Зет смеется, с хрипотцой, надрывно.


Парочка, уединившись в тихом уголку за ширмой, скрылась с наших глаз. Я смотрю на Зет, смотрю в упор. Говорить о ком-то ей легче, чем о себе.


– Ну а ты сама? – спрашиваю. – Как ты жила, после всего? Когда они…

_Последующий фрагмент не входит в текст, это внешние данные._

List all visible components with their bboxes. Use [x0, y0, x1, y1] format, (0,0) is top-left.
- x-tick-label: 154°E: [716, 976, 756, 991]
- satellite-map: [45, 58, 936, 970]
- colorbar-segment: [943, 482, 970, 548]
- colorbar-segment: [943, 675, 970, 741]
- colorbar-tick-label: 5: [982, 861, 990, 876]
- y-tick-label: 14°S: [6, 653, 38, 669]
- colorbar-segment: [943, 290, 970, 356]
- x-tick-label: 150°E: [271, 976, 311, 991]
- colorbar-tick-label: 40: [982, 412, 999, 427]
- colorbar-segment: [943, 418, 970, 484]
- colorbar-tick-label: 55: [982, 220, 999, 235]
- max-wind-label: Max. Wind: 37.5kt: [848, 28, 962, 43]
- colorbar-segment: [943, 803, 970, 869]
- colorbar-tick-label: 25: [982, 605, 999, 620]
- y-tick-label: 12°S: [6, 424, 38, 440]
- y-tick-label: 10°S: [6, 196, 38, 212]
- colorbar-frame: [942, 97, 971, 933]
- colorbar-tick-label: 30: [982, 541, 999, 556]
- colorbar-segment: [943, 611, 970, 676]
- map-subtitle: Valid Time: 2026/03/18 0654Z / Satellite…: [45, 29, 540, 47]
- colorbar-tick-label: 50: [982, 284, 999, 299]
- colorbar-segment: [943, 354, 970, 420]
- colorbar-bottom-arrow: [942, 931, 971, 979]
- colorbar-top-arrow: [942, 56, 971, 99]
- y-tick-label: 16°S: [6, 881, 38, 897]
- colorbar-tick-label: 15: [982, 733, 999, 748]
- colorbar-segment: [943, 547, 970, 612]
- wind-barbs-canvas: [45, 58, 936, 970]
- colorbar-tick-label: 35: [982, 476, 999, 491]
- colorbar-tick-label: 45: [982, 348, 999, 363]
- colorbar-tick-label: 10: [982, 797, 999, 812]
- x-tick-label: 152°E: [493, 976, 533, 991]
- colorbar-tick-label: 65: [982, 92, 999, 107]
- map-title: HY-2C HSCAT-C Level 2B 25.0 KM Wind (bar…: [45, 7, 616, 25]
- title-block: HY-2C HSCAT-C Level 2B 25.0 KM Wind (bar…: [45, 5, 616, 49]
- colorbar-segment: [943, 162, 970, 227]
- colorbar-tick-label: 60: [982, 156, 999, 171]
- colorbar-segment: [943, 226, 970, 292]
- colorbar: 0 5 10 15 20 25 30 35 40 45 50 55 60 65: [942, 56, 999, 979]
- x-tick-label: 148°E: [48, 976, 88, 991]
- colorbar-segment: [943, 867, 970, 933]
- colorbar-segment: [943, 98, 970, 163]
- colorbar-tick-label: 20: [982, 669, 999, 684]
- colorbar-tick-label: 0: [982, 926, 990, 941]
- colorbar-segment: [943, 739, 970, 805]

– Я жила, – отсекает Зет, – а не как они. Знаешь, вот эти вот все правила… Я считаю, одно в жизни правило: не диктовать никому свои правила. Сколько людей, столько и правильностей, не повторяются они. Один живёт в мире, где нет никакого бога, у другого даже капля в стакане, и та бог. Кому-то полезно учиться дисциплине, подвергать себя всяким там ограничениям, для другого то же самое – губительно. Кто-то мясо не ест, из жалости к животным, и совесть его так спокойна, на душе птицы поют, а у иного организм хищный, сдохнет он, без свежей плоти. Они нам, родители, что говорили? «За всё будет суд». Так вот, я сама – свой суд. Я сама – свой закон. И не голова моя мне закон, а внутренний голос, который лучше меня знает, что лучше для меня, а что – без меня. Мать наша знать не знала того, что мне открылось, особенно про своё тело… У неё была нарушена связь с ним. Она говорила: думай головой. Я решила эту проблему, с головой. Тело мудрее, можешь мне поверить. Лучше, конечно, сама проверь, не верь на слово. У тебя свой мир и своя правда. – Вздыхает, зажигает ещё одну сигарету. – Я долгое время считала себя лучше неё, лучше матери. Что я знаю, как надо, а она нет. Но я сама наступила на те грабли, о которых предупреждала других: отрицала её, то есть мысленно диктовала ей правила. Так ведь у нас, в обществе, принято: «Принимающих – принимай, отрицающих – отрицай». Принимающих и отрицающих то, что правдиво для тебя. Нет, нет, это слишком просто! Принимай – отрицающих твою правду, вот это уже я понимаю, уровень! Не сравнивать с собой, а просто признавать за другим право на существование. – Прихлебывает из высокого стакана. – Мать отрицала меня, отец отрицал меня, мой образ жизни, мои склонности, меня всю, а я сказала им, внутри себя сказала им: принимаю вас такими, какие вы есть. Хотите, судите, но и вас засудят. Я одну себя сужу, и другие меня пусть не судят…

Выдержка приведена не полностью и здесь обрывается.